According to David Wineland’s lecture a clock consists of a periodic event generator and a counter. This definition might appear circular unless one adopts Mach’s view that time is matter in motion. The periodic event generator, whatever it is, is precisely the motion which is defining the clock. Whether the motion is regular or irregular, whatever that means, doesn’t matter. Even a broken clock tells a time at all times. And it’s always right from it’s own perspective.
What are regular time intervals?
When the matter in motion is periodic, and also when the periods appear relatively identical and indistinguishable, then we consider the motion to be regular or uniform. For example in determining the longitude, it’s assumed that the sun rises and sets regularly along the Greenwich meridian line. This is not strictly the case, as known by the ancients by the precession of the equinox and the great year.
Are all periodic motions candidates for clocks?
Briefly, yes. The simplest periodic systems are the spring, and the simple pendulum. In measuring longitude, the problem is the interaction of these periodic motions with the environment. For example, the simple pendulum is affected by the motion of the ocean waves. The longitude problem required a stable accurate clock for sea vessels on long voyages in deep waters.
Moreover simple pendulums are affected by the gravitational potential, therefore the periodicity of the simple pendulum is affected during high altitude flights. Assis makes this point clearly in (Assis 1999) where the periodicity of the pendulum is well known to depend on the gravitational constant \(g\).
The problem of stable clocks unaffected by the motion and bulk interaction with the oceans is very interesting. We should assume that it’s a fundamental problem. We like to imagine the pendulum as an isolated system, but this idealization is disturbed by the reality of the pendulum’s interaction with the environment.
We think it’s important to study the basic examples of oscillatory motion, because if the Weber-Sansbury model is correct, then oscillatory atomic motions are modelled precisely on electrical planetary models. Furthermore Sansbury emphasizes Bohr’s idea that Planck’s spring oscillators can be seen as planetary orbits when seen “along an axis”. See (Sansbury, n.d.), (Sansbury 2012).
Simple Pendulum
Example. A small mass with inertial mass \(m_i\) and gravitational mass \(m_g\) attached to a string (not a spring). The period of the simple pendulum becomes \[T_{period}=2\pi \sqrt{\frac{m_i}{m_g} \frac{\ell}{g}}.\] So it becomes evident that the period depends on \(g\).
Question: For the instability of pendulums in boats, does the moving ocean cause variations in \(g\) or is there another effect?

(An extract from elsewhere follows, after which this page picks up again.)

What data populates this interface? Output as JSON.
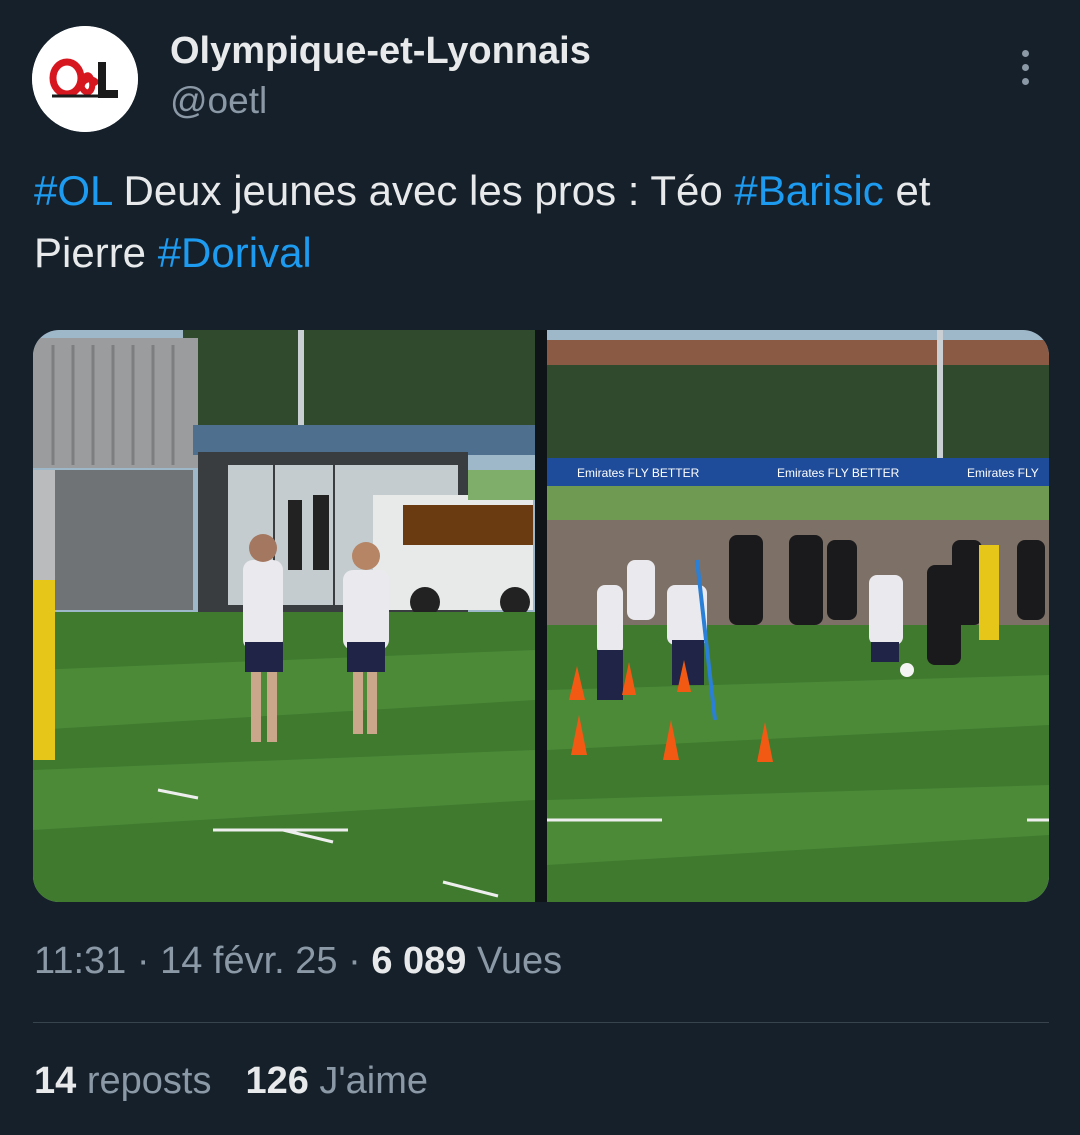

Likewise during high altitude flight navigation, with many electrodynamic interactions and huge differences in the gravitational potential. Of course Assis’ point is that time meanwhile is running the same in all cases. That is, pendulums and clocks don’t measure global time. But they define their own time.
Remark. Experiments indicate that the half-lives of accelerated unstable radioactive mesons is much greater than the half-lives of mesons at rest in the laboratory. But what does this really demonstrate? We agree with Assis, Phipps, etc, that the experiments rather indicate the half lives depends on their accelerations and large velocities relative the stars at infinity, and on the strong electromagnetic fields being used to accelerate the mesons.
Like the pendulum in the ocean, the problem is that everything interacts with everything all the time. There is no real shielding or isolated systems.